El poder que hemos conocido durante siglos ha sido capitalista, blanco, cristiano. Cuando digo cristiano me refiero a la ideología tergiversada. A esa forma de ver el mundo que ha hecho de todo aquello que no es el hombre blanco un otro, huestes demoníacas, presencias temibles, figuras “inferiores”. Ese es el poder que nos es familiar. El acostumbrado. El estructural. Para sostenerse en su sitio inerme, macizo, ha construido imaginaciones en torno a todo aquello que no es “masculino” también. Se alimenta de medir la otredad ansiosamente para creerse único y legítimo.

Para sostenerse, ese poder también ha hecho de las mujeres grandes otros. Ha marginado todo aquello que, percibido como femenino, le resulte inconveniente. En ese poder, lo “femenino” es sinónimo de debilidad. La autoridad “legítima” requiere de emblemas como la fuerza y avasallamiento. Son los códigos más asociados con las concepciones de lo “masculino” también.

En Calibán y la bruja, por ejemplo, la escritora Sylvia Federici traza los vínculos entre el advenimiento del capitalismo occidental, el afianzamiento de una perspectiva cristiana occidental y las maneras en que las mujeres vieron disminuidas sus accesos al dinero y a la posesión de la tierra.
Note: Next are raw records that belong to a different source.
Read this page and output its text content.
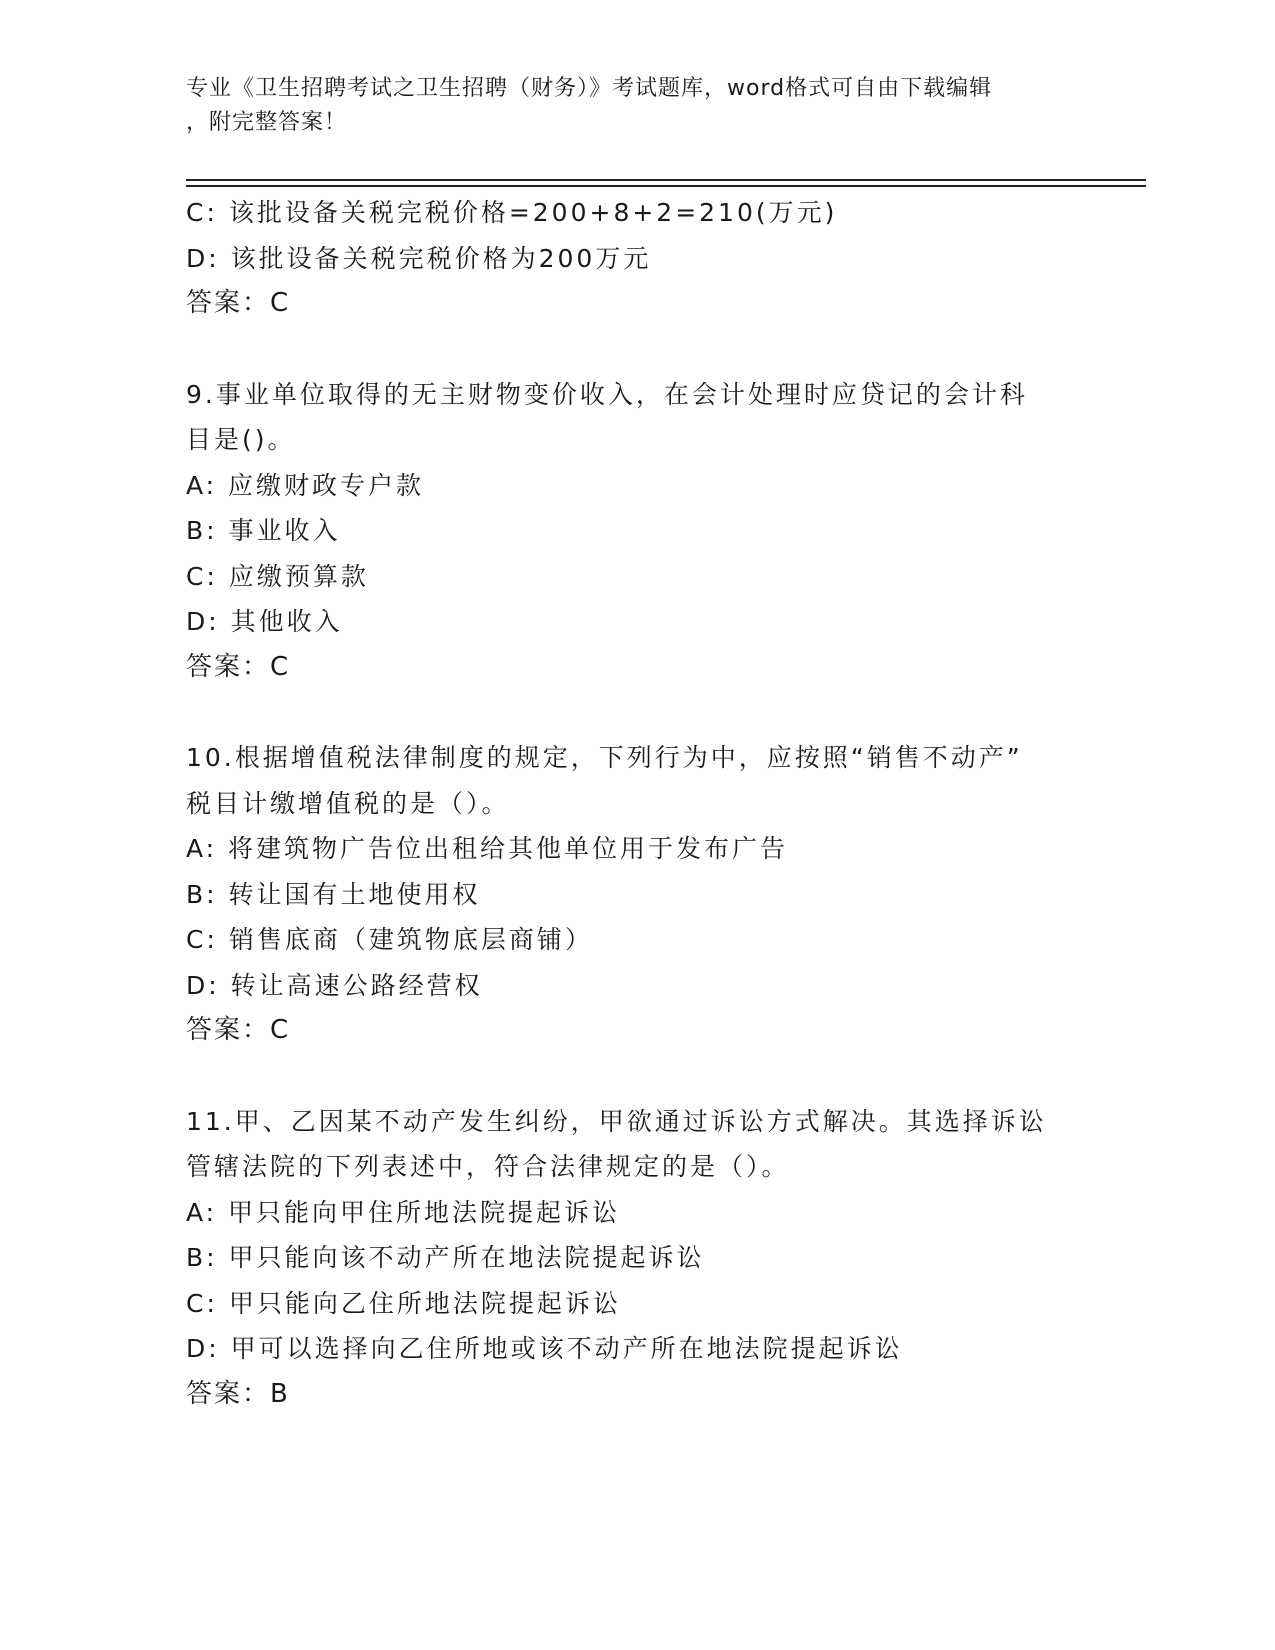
专业《卫生招聘考试之卫生招聘（财务）》考试题库，word格式可自由下载编辑
，附完整答案！
C: 该批设备关税完税价格=200+8+2=210(万元)
D: 该批设备关税完税价格为200万元
答案：C
9.事业单位取得的无主财物变价收入，在会计处理时应贷记的会计科
目是()。
A: 应缴财政专户款
B: 事业收入
C: 应缴预算款
D: 其他收入
答案：C
10.根据增值税法律制度的规定，下列行为中，应按照“销售不动产”
税目计缴增值税的是（）。
A: 将建筑物广告位出租给其他单位用于发布广告
B: 转让国有土地使用权
C: 销售底商（建筑物底层商铺）
D: 转让高速公路经营权
答案：C
11.甲、乙因某不动产发生纠纷，甲欲通过诉讼方式解决。其选择诉讼
管辖法院的下列表述中，符合法律规定的是（）。
A: 甲只能向甲住所地法院提起诉讼
B: 甲只能向该不动产所在地法院提起诉讼
C: 甲只能向乙住所地法院提起诉讼
D: 甲可以选择向乙住所地或该不动产所在地法院提起诉讼
答案：B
Ante aquello, muchas mujeres formaron rebeldías. Su resistencia a acoplarse a las reglas de ese nuevo panorama – donde se instaló la monetización del trabajo y la proletarización de los siervos – fue leída y fabricada muchas veces en forma de herejías y oscuros modos de brujería.

A todo aquello que subvirtiera o amenazara el orden establecido se le asignaron formas turbias y temibles. Lo que Federici hace es invitarnos a ejercer una mirada estructural. Ayudarnos a entender las raíces de tantas cosas que persisten.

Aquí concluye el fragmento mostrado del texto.